Berlusconi is besieged by court cases, Letta's own party is badly split over whether it should even be in an alliance with the scandal-plagued media magnate, and the two factions bicker openly on a daily basis.
The government's approval rating fell last week to 34 per cent from 43 per cent just two weeks earlier, according to an SWG poll.
Public disgust with the traditional parties for not turning around an economy chronically stagnant over the past two decades handed the anti-establishment 5-Star Movement a quarter of the February national vote, a third of it from 18- to 24-year-olds.
The 5-Star now is the main opposition bloc, and what little cash Letta had to spend has gone to suspending a property tax to satisfy Berlusconi's demands, and funding subsidies for idled factory workers, a programme dear to the left-wing unions.

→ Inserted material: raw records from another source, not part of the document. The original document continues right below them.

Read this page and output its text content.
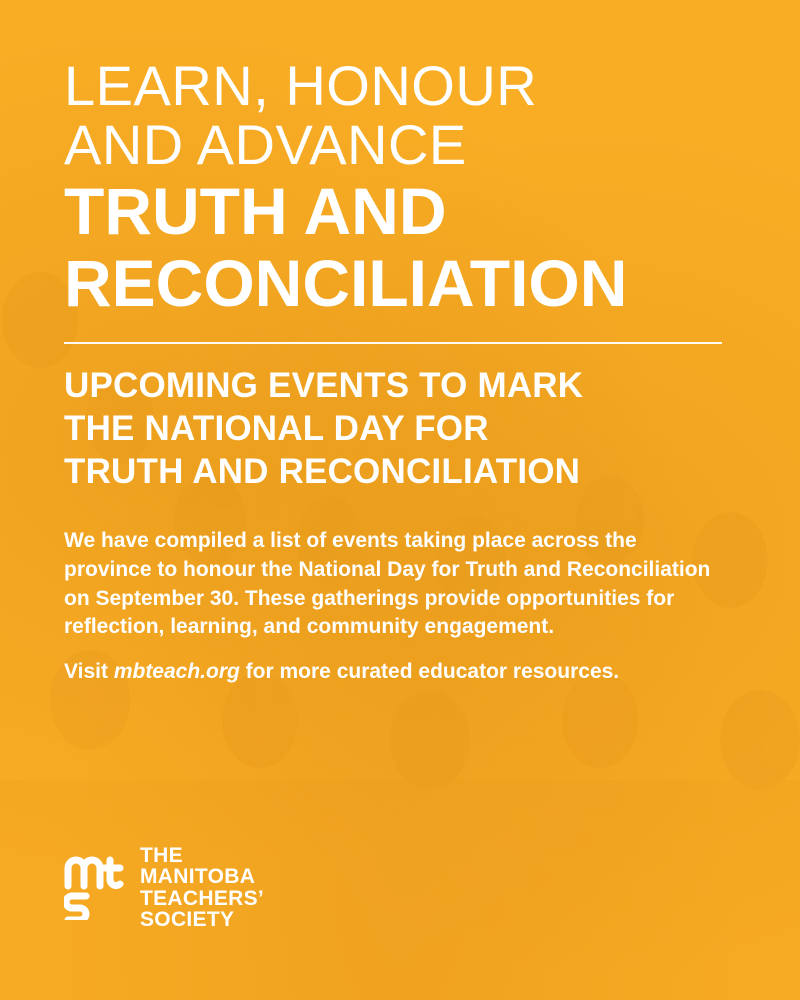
LEARN, HONOUR
AND ADVANCE
TRUTH AND
RECONCILIATION
UPCOMING EVENTS TO MARK
THE NATIONAL DAY FOR
TRUTH AND RECONCILIATION

We have compiled a list of events taking place across the province to honour the National Day for Truth and Reconciliation on September 30. These gatherings provide opportunities for reflection, learning, and community engagement.

Visit mbteach.org for more curated educator resources.

THE
MANITOBA
TEACHERS’
SOCIETY
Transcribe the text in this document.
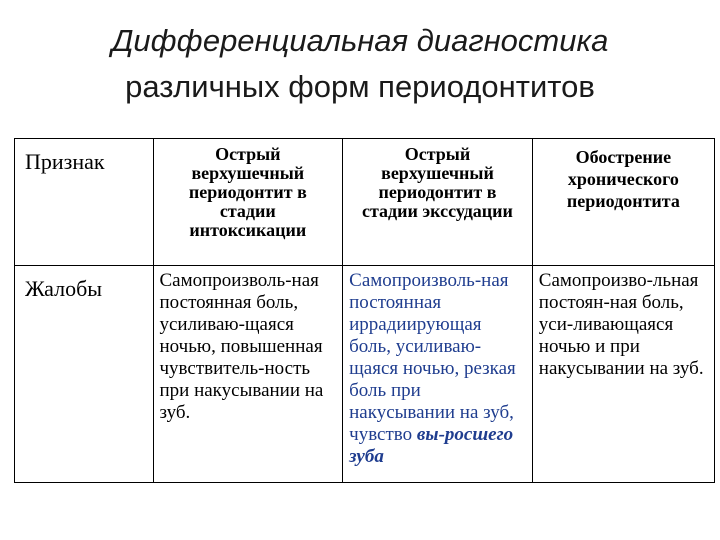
Дифференциальная диагностика
различных форм периодонтитов
Признак	Острый верхушечный периодонтит в стадии интоксикации	Острый верхушечный периодонтит в стадии экссудации	Обострение хронического периодонтита
Жалобы	Самопроизволь-ная постоянная боль, усиливаю-щаяся ночью, повышенная чувствитель-ность при накусывании на зуб.	Самопроизволь-ная постоянная иррадиирующая боль, усиливаю-щаяся ночью, резкая боль при накусывании на зуб, чувство вы-росшего зуба	Самопроизво-льная постоян-ная боль, уси-ливающаяся ночью и при накусывании на зуб.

That is why the government is proposing low-cost policy changes for now, like tweaking hiring rules and seeking more funding for a European Union job-training programme.
But Letta has said that youth employment is his government's top priority, knowing that it is one of the few issues that both the sides agree on, and aware that addressing the problem will steal some of the thunder from the 5-Star opposition.
Labour Minister Enrico Giovannini meets unions and employers at on May 22 to illustrate the plans to turn around youth unemployment, now at almost 40 per cent nationally and near 50 per cent in the more economically depressed south.
Youth vote
In the national election three months ago, young people voted overwhelmingly for political change by seating the youngest parliament in post-war history. But the older PD party leaders and the 76-year-old Berlusconi are still pulling the strings behind the scenes.
Though short on political clout, young lawmakers do not hesitate to underscore the plight of their generation and what is at stake.
"It is clear that if we don't act now to create jobs for young people, in 10 years time there won't be enough workers to pay their own parents' pensions, and the country will be dead," Anna Ascani, a 25-year-old PD lawmaker, told Reuters.
Italy has the third-oldest average population in the world, behind only Japan and Germany, and there are only three working-age people for every pensioner, the second lowest proportion globally to Japan, United Nations data show.
More than 60 per cent of young Italians expect to be poorer than their father and mother were, and 38 per cent live with their parents because they cannot afford their own housing, according to a study by pollster SWG.
A separate report by the national statistics institute ISTAT said millions of Italians cannot afford to heat their homes properly or eat meat, driving home the magnitude of the economic challenge confronting the Letta government.